You want tension throughout the pillar. This will ultimately help you make a heavy weight feel light in the deadlift and swing variations that you'll get to later on.

  1. Position your feet in deadlift stance.
  2. Place the kettlebell with the handle in alignment with the back of the arch.
  3. Place your arms down to your sides.
  4. Pre-tension your shoulders, hips, and core.
  5. Hinge your hips back, driving behind you with tension and control.
  6. Grasp the kettlebell off the floor and lift it, driving the hips forward.
  7. From the top down, control the hinge again and place the KB down.
  8. Return your body to the starting position WITHOUT the KB.
  9. Repeat.

Depending on the size of the kettlebell, the distance from the top of the handle to the ground will vary. In order to maintain a neutral spinal position throughout all aspects of the KB deadlift, we must "build up the floor" to ensure no compensation patterns are being trained.

In a previous article, I go through the hip hinge test to determine optimal pull height for the barbell deadlift. But this exact test can be applied seamlessly to the KB deadlift as well by building up the floor with plates or boxes for a perfect pull height.

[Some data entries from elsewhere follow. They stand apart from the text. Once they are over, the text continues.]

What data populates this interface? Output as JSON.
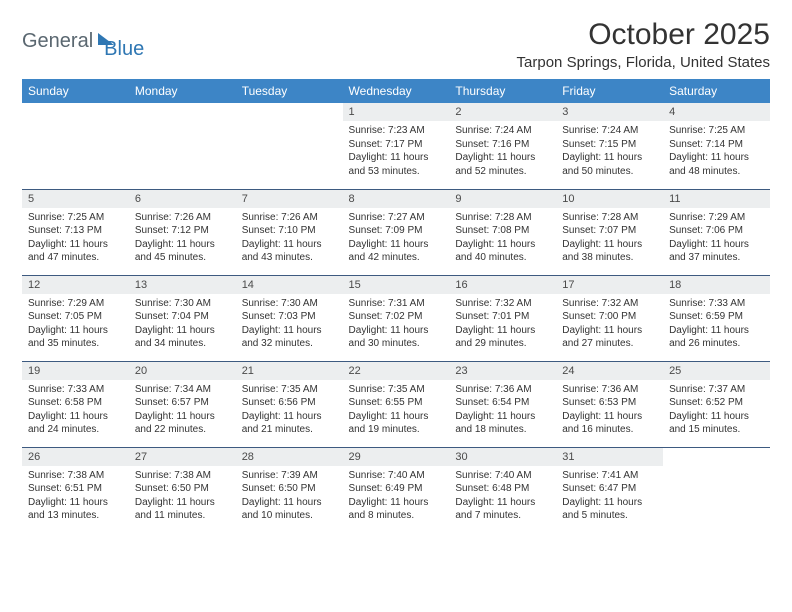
{
  "logo": {
    "word1": "General",
    "word2": "Blue"
  },
  "title": "October 2025",
  "location": "Tarpon Springs, Florida, United States",
  "colors": {
    "header_bg": "#3d85c6",
    "header_text": "#ffffff",
    "daynum_bg": "#eceeef",
    "row_border": "#3d5a80",
    "logo_blue": "#2f77b3",
    "logo_gray": "#5a6770",
    "body_text": "#333333"
  },
  "typography": {
    "title_fontsize": 30,
    "location_fontsize": 15,
    "weekday_fontsize": 12,
    "daynum_fontsize": 11,
    "cell_fontsize": 10
  },
  "weekdays": [
    "Sunday",
    "Monday",
    "Tuesday",
    "Wednesday",
    "Thursday",
    "Friday",
    "Saturday"
  ],
  "weeks": [
    [
      null,
      null,
      null,
      {
        "n": "1",
        "sr": "Sunrise: 7:23 AM",
        "ss": "Sunset: 7:17 PM",
        "dl": "Daylight: 11 hours and 53 minutes."
      },
      {
        "n": "2",
        "sr": "Sunrise: 7:24 AM",
        "ss": "Sunset: 7:16 PM",
        "dl": "Daylight: 11 hours and 52 minutes."
      },
      {
        "n": "3",
        "sr": "Sunrise: 7:24 AM",
        "ss": "Sunset: 7:15 PM",
        "dl": "Daylight: 11 hours and 50 minutes."
      },
      {
        "n": "4",
        "sr": "Sunrise: 7:25 AM",
        "ss": "Sunset: 7:14 PM",
        "dl": "Daylight: 11 hours and 48 minutes."
      }
    ],
    [
      {
        "n": "5",
        "sr": "Sunrise: 7:25 AM",
        "ss": "Sunset: 7:13 PM",
        "dl": "Daylight: 11 hours and 47 minutes."
      },
      {
        "n": "6",
        "sr": "Sunrise: 7:26 AM",
        "ss": "Sunset: 7:12 PM",
        "dl": "Daylight: 11 hours and 45 minutes."
      },
      {
        "n": "7",
        "sr": "Sunrise: 7:26 AM",
        "ss": "Sunset: 7:10 PM",
        "dl": "Daylight: 11 hours and 43 minutes."
      },
      {
        "n": "8",
        "sr": "Sunrise: 7:27 AM",
        "ss": "Sunset: 7:09 PM",
        "dl": "Daylight: 11 hours and 42 minutes."
      },
      {
        "n": "9",
        "sr": "Sunrise: 7:28 AM",
        "ss": "Sunset: 7:08 PM",
        "dl": "Daylight: 11 hours and 40 minutes."
      },
      {
        "n": "10",
        "sr": "Sunrise: 7:28 AM",
        "ss": "Sunset: 7:07 PM",
        "dl": "Daylight: 11 hours and 38 minutes."
      },
      {
        "n": "11",
        "sr": "Sunrise: 7:29 AM",
        "ss": "Sunset: 7:06 PM",
        "dl": "Daylight: 11 hours and 37 minutes."
      }
    ],
    [
      {
        "n": "12",
        "sr": "Sunrise: 7:29 AM",
        "ss": "Sunset: 7:05 PM",
        "dl": "Daylight: 11 hours and 35 minutes."
      },
      {
        "n": "13",
        "sr": "Sunrise: 7:30 AM",
        "ss": "Sunset: 7:04 PM",
        "dl": "Daylight: 11 hours and 34 minutes."
      },
      {
        "n": "14",
        "sr": "Sunrise: 7:30 AM",
        "ss": "Sunset: 7:03 PM",
        "dl": "Daylight: 11 hours and 32 minutes."
      },
      {
        "n": "15",
        "sr": "Sunrise: 7:31 AM",
        "ss": "Sunset: 7:02 PM",
        "dl": "Daylight: 11 hours and 30 minutes."
      },
      {
        "n": "16",
        "sr": "Sunrise: 7:32 AM",
        "ss": "Sunset: 7:01 PM",
        "dl": "Daylight: 11 hours and 29 minutes."
      },
      {
        "n": "17",
        "sr": "Sunrise: 7:32 AM",
        "ss": "Sunset: 7:00 PM",
        "dl": "Daylight: 11 hours and 27 minutes."
      },
      {
        "n": "18",
        "sr": "Sunrise: 7:33 AM",
        "ss": "Sunset: 6:59 PM",
        "dl": "Daylight: 11 hours and 26 minutes."
      }
    ],
    [
      {
        "n": "19",
        "sr": "Sunrise: 7:33 AM",
        "ss": "Sunset: 6:58 PM",
        "dl": "Daylight: 11 hours and 24 minutes."
      },
      {
        "n": "20",
        "sr": "Sunrise: 7:34 AM",
        "ss": "Sunset: 6:57 PM",
        "dl": "Daylight: 11 hours and 22 minutes."
      },
      {
        "n": "21",
        "sr": "Sunrise: 7:35 AM",
        "ss": "Sunset: 6:56 PM",
        "dl": "Daylight: 11 hours and 21 minutes."
      },
      {
        "n": "22",
        "sr": "Sunrise: 7:35 AM",
        "ss": "Sunset: 6:55 PM",
        "dl": "Daylight: 11 hours and 19 minutes."
      },
      {
        "n": "23",
        "sr": "Sunrise: 7:36 AM",
        "ss": "Sunset: 6:54 PM",
        "dl": "Daylight: 11 hours and 18 minutes."
      },
      {
        "n": "24",
        "sr": "Sunrise: 7:36 AM",
        "ss": "Sunset: 6:53 PM",
        "dl": "Daylight: 11 hours and 16 minutes."
      },
      {
        "n": "25",
        "sr": "Sunrise: 7:37 AM",
        "ss": "Sunset: 6:52 PM",
        "dl": "Daylight: 11 hours and 15 minutes."
      }
    ],
    [
      {
        "n": "26",
        "sr": "Sunrise: 7:38 AM",
        "ss": "Sunset: 6:51 PM",
        "dl": "Daylight: 11 hours and 13 minutes."
      },
      {
        "n": "27",
        "sr": "Sunrise: 7:38 AM",
        "ss": "Sunset: 6:50 PM",
        "dl": "Daylight: 11 hours and 11 minutes."
      },
      {
        "n": "28",
        "sr": "Sunrise: 7:39 AM",
        "ss": "Sunset: 6:50 PM",
        "dl": "Daylight: 11 hours and 10 minutes."
      },
      {
        "n": "29",
        "sr": "Sunrise: 7:40 AM",
        "ss": "Sunset: 6:49 PM",
        "dl": "Daylight: 11 hours and 8 minutes."
      },
      {
        "n": "30",
        "sr": "Sunrise: 7:40 AM",
        "ss": "Sunset: 6:48 PM",
        "dl": "Daylight: 11 hours and 7 minutes."
      },
      {
        "n": "31",
        "sr": "Sunrise: 7:41 AM",
        "ss": "Sunset: 6:47 PM",
        "dl": "Daylight: 11 hours and 5 minutes."
      },
      null
    ]
  ]
}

The deadlift got you to appreciate and master the skill of tension and stability through the shoulders, hips, and core working as a functional unit. Now we're adding accelerative forces through the body. This will further test the static and dynamic stability of this functional unit. In addition, there's an increase in the range of motion at both the top and bottom aspects of the movement.

This is the why the kettlebell swing is one of the most dynamic ways to display power and elicit a heavy training response in a pain-free way. That is, if you do correctly. While the swing deserves more than just a few basic bullet-points on execution, here are the key setup and executional cues:

  1. Place your feet in authentic deadlift stance.
  2. Position the kettlebell approximately one foot in front of your toes.
  3. Hinge back slowly under tension maintaining neutral spinal position and stability of the pillar complex as a unit.
  4. Deliberately allow your arms to move forward under control and tension and grasp the handle of the kettlebell.
  5. Tilt the kettlebell towards your body and "hike" the bell back through your legs.
  6. Hinge strongly with neutral spinal position, then snap your hips back up into their neutral position while allowing the kettlebell to "float" in front of your body.
  7. Control the eccentric (the downward swing) with a hinge heavy movement pattern and repeat for reps.
  8. To wrap up your reps, allow the bell to be replaced to the starting position while your body is controlled in a neutral spine hinged-back position.

Any time we can increase the force output through the kinetic chain while minimizing external loads against a strong and stable pillar unit, that's going to be a highly beneficial movement to load and train.

Once you get this down, maintain the skill. Avoid doing anything questionable that'll cause so much fatigue that your form breaks down, even if it's programmed as part of your Tuesday night thrash session for sets of a million.